Use the Bulk API
Client Settings
Anaplan SDK comes with a set of default options that are efficient for most use cases and general purpose. Mainly, it will compress all data before uploading and leverage Concurrency to speed up- and downloads. with a chunk size of 25MB. However, you can tune the client to better suit your needs. For more information, see Client Parameters.
Intro
When using this SDK you would never know it, but the workflow of performing an import of data into or export from Anaplan is actually quite involved. To give you the full context and allow you to make informed choices, let's take a look at the individual steps, how to perform them individually and how one can put these together to use the Bulk API to the greatest efficiency.
Assuming you already know all the relevant Id's, the steps are:
- Chunk your content. There is no enforced hard limit on chunk sizes, but there is a strong Recommendation to not exceed 50 MB and in practice you would be seeking to keep them smaller still. This SDK's default chunk size is 25 MB.
- Set the chunk count, if you don't know this number ahead of time, set it to -1.
- Upload all chunks
- Mark the upload as complete. Only necessary if you set the count to -1 in step 2.
- Trigger the import action.
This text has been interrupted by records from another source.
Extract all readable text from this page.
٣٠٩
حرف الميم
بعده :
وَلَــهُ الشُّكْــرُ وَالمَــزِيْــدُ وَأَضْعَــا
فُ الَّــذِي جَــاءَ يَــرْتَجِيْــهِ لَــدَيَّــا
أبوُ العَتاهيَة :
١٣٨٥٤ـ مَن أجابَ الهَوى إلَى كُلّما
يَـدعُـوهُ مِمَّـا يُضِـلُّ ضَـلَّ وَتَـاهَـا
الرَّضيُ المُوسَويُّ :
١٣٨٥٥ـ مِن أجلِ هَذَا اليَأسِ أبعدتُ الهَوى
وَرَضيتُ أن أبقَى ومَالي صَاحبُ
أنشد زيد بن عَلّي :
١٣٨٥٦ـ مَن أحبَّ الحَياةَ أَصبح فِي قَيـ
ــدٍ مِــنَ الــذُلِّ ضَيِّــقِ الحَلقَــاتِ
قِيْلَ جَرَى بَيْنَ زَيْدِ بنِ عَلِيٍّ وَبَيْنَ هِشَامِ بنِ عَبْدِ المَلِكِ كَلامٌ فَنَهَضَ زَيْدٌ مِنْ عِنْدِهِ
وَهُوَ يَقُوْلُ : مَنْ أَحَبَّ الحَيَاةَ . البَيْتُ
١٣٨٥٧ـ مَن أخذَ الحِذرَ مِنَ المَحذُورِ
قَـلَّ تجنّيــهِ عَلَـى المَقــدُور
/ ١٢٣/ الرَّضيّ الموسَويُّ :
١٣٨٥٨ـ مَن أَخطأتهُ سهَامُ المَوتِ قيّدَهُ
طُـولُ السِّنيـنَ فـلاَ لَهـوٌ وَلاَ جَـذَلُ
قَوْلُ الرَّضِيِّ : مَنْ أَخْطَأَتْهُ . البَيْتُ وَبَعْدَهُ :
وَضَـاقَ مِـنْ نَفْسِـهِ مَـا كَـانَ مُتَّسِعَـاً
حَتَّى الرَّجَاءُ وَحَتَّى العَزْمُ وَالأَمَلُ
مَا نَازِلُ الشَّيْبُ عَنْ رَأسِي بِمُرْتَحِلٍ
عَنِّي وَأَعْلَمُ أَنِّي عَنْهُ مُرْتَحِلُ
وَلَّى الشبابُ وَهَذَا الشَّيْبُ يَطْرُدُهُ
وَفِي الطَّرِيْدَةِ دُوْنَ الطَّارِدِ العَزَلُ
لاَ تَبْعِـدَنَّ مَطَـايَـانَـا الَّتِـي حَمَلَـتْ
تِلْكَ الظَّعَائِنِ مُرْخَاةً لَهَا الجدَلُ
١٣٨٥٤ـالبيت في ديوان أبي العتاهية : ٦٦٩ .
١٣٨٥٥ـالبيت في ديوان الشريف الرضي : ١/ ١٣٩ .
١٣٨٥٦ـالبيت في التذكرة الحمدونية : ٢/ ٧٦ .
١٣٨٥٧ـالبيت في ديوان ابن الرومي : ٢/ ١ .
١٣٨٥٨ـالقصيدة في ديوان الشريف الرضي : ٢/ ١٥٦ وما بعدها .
This will return a Task Id for the task you just spawned.
- Poll the task status until the tasks completes.
- Validate the task outcome.
- Run the export.
- Poll the task status until the tasks completes.
- Get the file info and retrieve the chunk count.
- Download all chunks.
- Merge the chunks.
With this SDK, all of the above is condensed to:
anaplan = anaplan_sdk.Client(
workspace_id="AAAAAAAAAAAAAAAAAAAAAAAAAAAAAAAA",
model_id="11111111111111111111111111111111",
certificate="~/certs/anaplan.pem",
private_key="~/keys/anaplan.pem",
)
anaplan.upload_and_import(113000000000, b"Hello World!", 118000000000)
export_content = anaplan.export_and_download(116000000000)
anaplan = anaplan_sdk.AsyncClient(
workspace_id="AAAAAAAAAAAAAAAAAAAAAAAAAAAAAAAA",
model_id="11111111111111111111111111111111",
certificate="~/certs/anaplan.pem",
private_key="~/keys/anaplan.pem",
)
_, export_content = await gather(
anaplan.upload_and_import(113000000000, b"Hello World!", 118000000000),
anaplan.export_and_download(116000000000),
)
Here we can safely run the import and export concurrently, as they have no overlap in the files the reference. If they did, this would be a terrible idea. See this Chapter for details on this.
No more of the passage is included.